What this translates to is a simple abstraction.  We don't have our developers write 100x kubernetes manifests to deploy a workload.  They don't care about Istio VirtualServices, or Sidecars, or Kubernetes Deployments, or remembering where to put annotations to get the scale of the sidecars right.  Instead, we ask for a yaml file in their repo, which looks like this:

      cpu: 500m
      memory: 80Mi
    replicas: 6
      cpu: 1000m
      memory: 956Mi

So as you can see, the owner of the service is responsible for setting both the resources for their master container, and their istio-proxy.  Our responsibility is to build tooling that helps them making informed decisions when picking these values.

You've seen how we do that with Metrics such as Utilisation above, which we present in Grafana dashboard, but we also do something called "Suggestions".  These are tips that we give application owners on optimally configuring their services:

So you can see here we have one called ProxyMasterImbalance.  This suggestion would be active if we detect more than a 30% drift between the master and istio-proxy container within a given workload.   Here's an example of that suggestion firing:


Hopefully you can see here how sizing the sidecar can fit quite easily into your existing business processes for sizing your workload.  You should be doing this anyway, for healthy ustilisation of your infrastructure.

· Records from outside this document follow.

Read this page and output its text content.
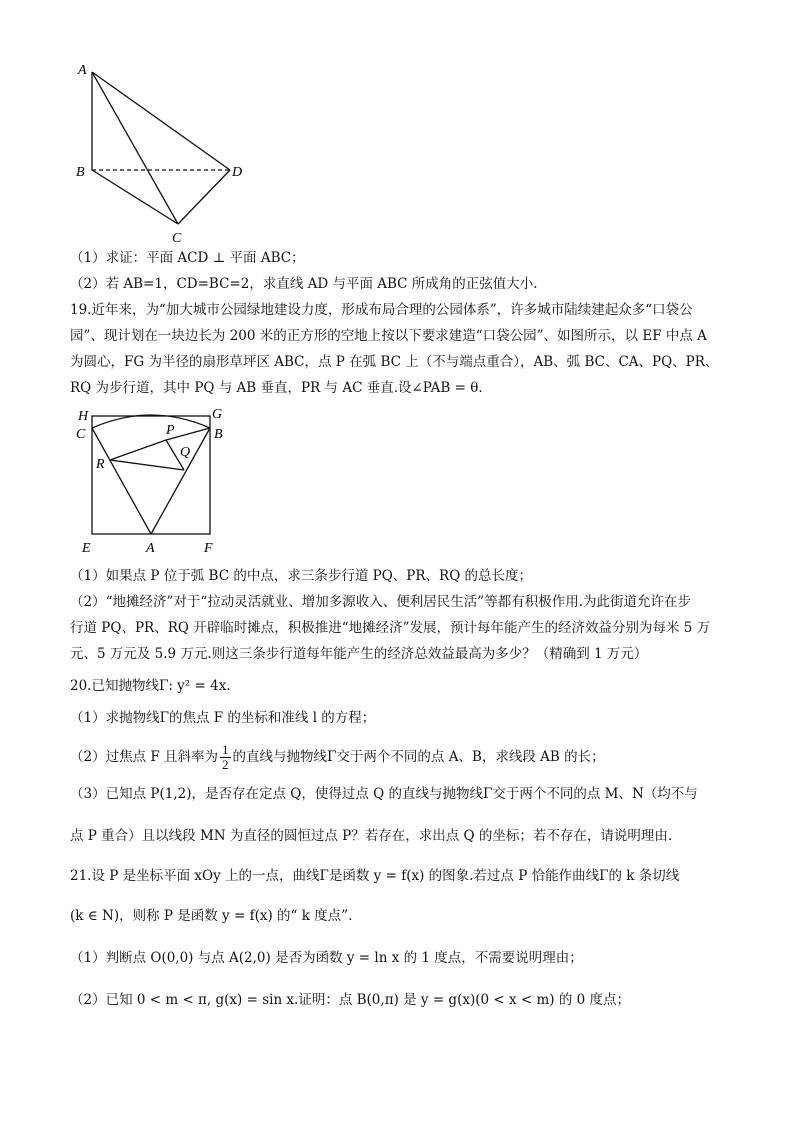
A
B	D
C
（1）求证：平面 ACD ⊥ 平面 ABC；
（2）若 AB=1，CD=BC=2，求直线 AD 与平面 ABC 所成角的正弦值大小.
19.近年来，为“加大城市公园绿地建设力度，形成布局合理的公园体系”，许多城市陆续建起众多“口袋公
园”、现计划在一块边长为 200 米的正方形的空地上按以下要求建造“口袋公园”、如图所示，以 EF 中点 A
为圆心，FG 为半径的扇形草坪区 ABC，点 P 在弧 BC 上（不与端点重合），AB、弧 BC、CA、PQ、PR、
RQ 为步行道，其中 PQ 与 AB 垂直，PR 与 AC 垂直.设∠PAB = θ.
H	G
C	B
P
R
Q
E	A	F
（1）如果点 P 位于弧 BC 的中点，求三条步行道 PQ、PR、RQ 的总长度；
（2）“地摊经济”对于“拉动灵活就业、增加多源收入、便利居民生活”等都有积极作用.为此街道允许在步
行道 PQ、PR、RQ 开辟临时摊点，积极推进“地摊经济”发展，预计每年能产生的经济效益分别为每米 5 万
元、5 万元及 5.9 万元.则这三条步行道每年能产生的经济总效益最高为多少？（精确到 1 万元）
20.已知抛物线Γ: y² = 4x.
（1）求抛物线Γ的焦点 F 的坐标和准线 l 的方程；
（2）过焦点 F 且斜率为 $\frac{1}{2}$ 的直线与抛物线Γ交于两个不同的点 A、B，求线段 AB 的长；
（3）已知点 P(1,2)，是否存在定点 Q，使得过点 Q 的直线与抛物线Γ交于两个不同的点 M、N（均不与
点 P 重合）且以线段 MN 为直径的圆恒过点 P？若存在，求出点 Q 的坐标；若不存在，请说明理由.
21.设 P 是坐标平面 xOy 上的一点，曲线Γ是函数 y = f(x) 的图象.若过点 P 恰能作曲线Γ的 k 条切线
(k ∈ N)，则称 P 是函数 y = f(x) 的“ k 度点”.
（1）判断点 O(0,0) 与点 A(2,0) 是否为函数 y = ln x 的 1 度点，不需要说明理由；
（2）已知 0 < m < π, g(x) = sin x.证明：点 B(0,π) 是 y = g(x)(0 < x < m) 的 0 度点；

We've built a culture where squads care for and own their software in production environments and that includes key CFRs such as cost.  They know they're contributing towards the bigger picture by staying on top of these things and on the whole, they do it.  Critically, they already care about their master container utilisation, so istio-proxy is just one additional container that they have to set 2 values for (cpu/ram), and we provide data to make that as easy as possible, and in the vast majority of situations - it's something you only need to adjust once.

I do also want to call out that this post is specifically thinking about scale.  There are other potential advantages to separating out the proxy from the app (such as isolated upgrades).  Again though I personally feel this comes with pros and cons (like most decisions in tech), but that's a blog post for another day.